Onderwerp: Bezoek-historie

RSJ 10/0270/TA, 18 mei 2010, beroep
Uitspraakdatum:18-05-2010

Dit onderwerp bevat de volgende rubrieken.

Uitspraak

nummer: 10/270/TA

betreft: [klager] datum: 18 mei 2010

De beroepscommissie als bedoeld in artikel 67 van de Beginselenwet verpleging ter beschikking gestelden (Bvt) heeft kennisgenomen van een bij het secretariaat van de Raad ingekomen beroepschrift, ingediend door mr. D.W.H.M. Wolters, namens

[...], verder te noemen klager,

gericht tegen een uitspraak van 26 januari 2010 van de alleensprekende beklagrechter bij FPC Oldenkotte te Rekken, verder te noemen de inrichting,

alsmede van de overige stukken, waaronder de uitspraak waarvan beroep, welke in afschrift aan deze uitspraak is gehecht.

De beroepscommissie heeft het hoofd van de inrichting in de gelegenheid gesteld schriftelijk te reageren op het beroep en klager, alsmede zijn raadsman mr. D.W.H.M. Wolters om het beroep schriftelijk toe te lichten.

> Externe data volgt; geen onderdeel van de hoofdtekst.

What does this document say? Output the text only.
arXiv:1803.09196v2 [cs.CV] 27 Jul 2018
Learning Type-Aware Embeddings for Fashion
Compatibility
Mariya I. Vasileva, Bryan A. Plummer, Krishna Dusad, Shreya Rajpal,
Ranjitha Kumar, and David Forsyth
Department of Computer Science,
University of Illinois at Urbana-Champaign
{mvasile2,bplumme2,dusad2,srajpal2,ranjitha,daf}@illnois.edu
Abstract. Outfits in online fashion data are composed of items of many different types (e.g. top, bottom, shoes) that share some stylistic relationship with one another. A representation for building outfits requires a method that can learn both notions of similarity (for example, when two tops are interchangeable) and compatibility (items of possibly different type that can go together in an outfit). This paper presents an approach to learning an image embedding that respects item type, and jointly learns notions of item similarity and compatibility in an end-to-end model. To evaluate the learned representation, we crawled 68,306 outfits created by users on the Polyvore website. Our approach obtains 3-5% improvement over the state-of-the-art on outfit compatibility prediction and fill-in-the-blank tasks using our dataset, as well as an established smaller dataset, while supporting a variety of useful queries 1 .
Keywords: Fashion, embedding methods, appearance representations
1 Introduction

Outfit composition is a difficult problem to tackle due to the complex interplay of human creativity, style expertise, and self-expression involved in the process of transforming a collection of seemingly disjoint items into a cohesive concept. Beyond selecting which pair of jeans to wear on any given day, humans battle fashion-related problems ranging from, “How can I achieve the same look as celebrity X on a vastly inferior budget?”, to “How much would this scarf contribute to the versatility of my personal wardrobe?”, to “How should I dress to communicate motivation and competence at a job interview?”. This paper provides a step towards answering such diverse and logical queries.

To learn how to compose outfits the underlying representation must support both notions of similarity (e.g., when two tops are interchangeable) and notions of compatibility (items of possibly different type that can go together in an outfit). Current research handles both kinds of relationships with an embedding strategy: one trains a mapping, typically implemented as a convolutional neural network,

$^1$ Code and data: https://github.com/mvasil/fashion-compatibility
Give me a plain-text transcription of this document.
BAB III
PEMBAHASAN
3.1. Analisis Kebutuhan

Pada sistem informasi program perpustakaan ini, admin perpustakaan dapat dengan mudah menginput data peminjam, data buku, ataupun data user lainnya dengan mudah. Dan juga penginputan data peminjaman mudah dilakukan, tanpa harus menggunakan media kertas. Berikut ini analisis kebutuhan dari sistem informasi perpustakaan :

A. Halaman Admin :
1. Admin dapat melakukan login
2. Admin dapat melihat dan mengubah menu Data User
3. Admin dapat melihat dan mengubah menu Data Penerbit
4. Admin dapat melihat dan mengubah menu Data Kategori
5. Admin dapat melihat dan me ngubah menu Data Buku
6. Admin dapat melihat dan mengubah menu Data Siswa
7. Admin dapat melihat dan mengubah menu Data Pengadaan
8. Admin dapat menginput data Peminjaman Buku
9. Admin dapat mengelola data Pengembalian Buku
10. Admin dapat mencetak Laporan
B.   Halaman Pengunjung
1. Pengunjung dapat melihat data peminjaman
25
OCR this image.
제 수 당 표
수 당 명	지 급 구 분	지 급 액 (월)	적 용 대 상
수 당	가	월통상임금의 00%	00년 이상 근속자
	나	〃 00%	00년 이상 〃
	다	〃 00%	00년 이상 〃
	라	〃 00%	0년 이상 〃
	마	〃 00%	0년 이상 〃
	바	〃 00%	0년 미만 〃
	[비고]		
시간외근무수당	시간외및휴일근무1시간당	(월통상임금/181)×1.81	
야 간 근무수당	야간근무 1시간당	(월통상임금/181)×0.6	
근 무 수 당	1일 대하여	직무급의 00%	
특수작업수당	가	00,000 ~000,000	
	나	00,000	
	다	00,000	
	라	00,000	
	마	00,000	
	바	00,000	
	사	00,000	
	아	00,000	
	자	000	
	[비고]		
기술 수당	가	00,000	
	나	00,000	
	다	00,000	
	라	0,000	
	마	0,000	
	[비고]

Op grond van de stukken en haar onderzoek overweegt en beslist de beroepscommissie als volgt:

1. De inhoud van het beklag en de uitspraak van de beklagrechter
Het beklag betreft, voor zover in beroep aan de orde,
a. de verlenging van het verblijf van klager op de afdeling intensieve zorg I-A;
b. het feit dat klager niet een zieke maar een gezonde man is;
c. het feit dat klagers lichamelijke en geestelijke conditie hoog scoort, terwijl zijn rechten op inhumane wijze geschonden worden.

De beklagrechter heeft klager niet-ontvankelijk verklaard in zijn beklag onder a., b. en c. op de gronden als in de aangehechte uitspraak weergegeven.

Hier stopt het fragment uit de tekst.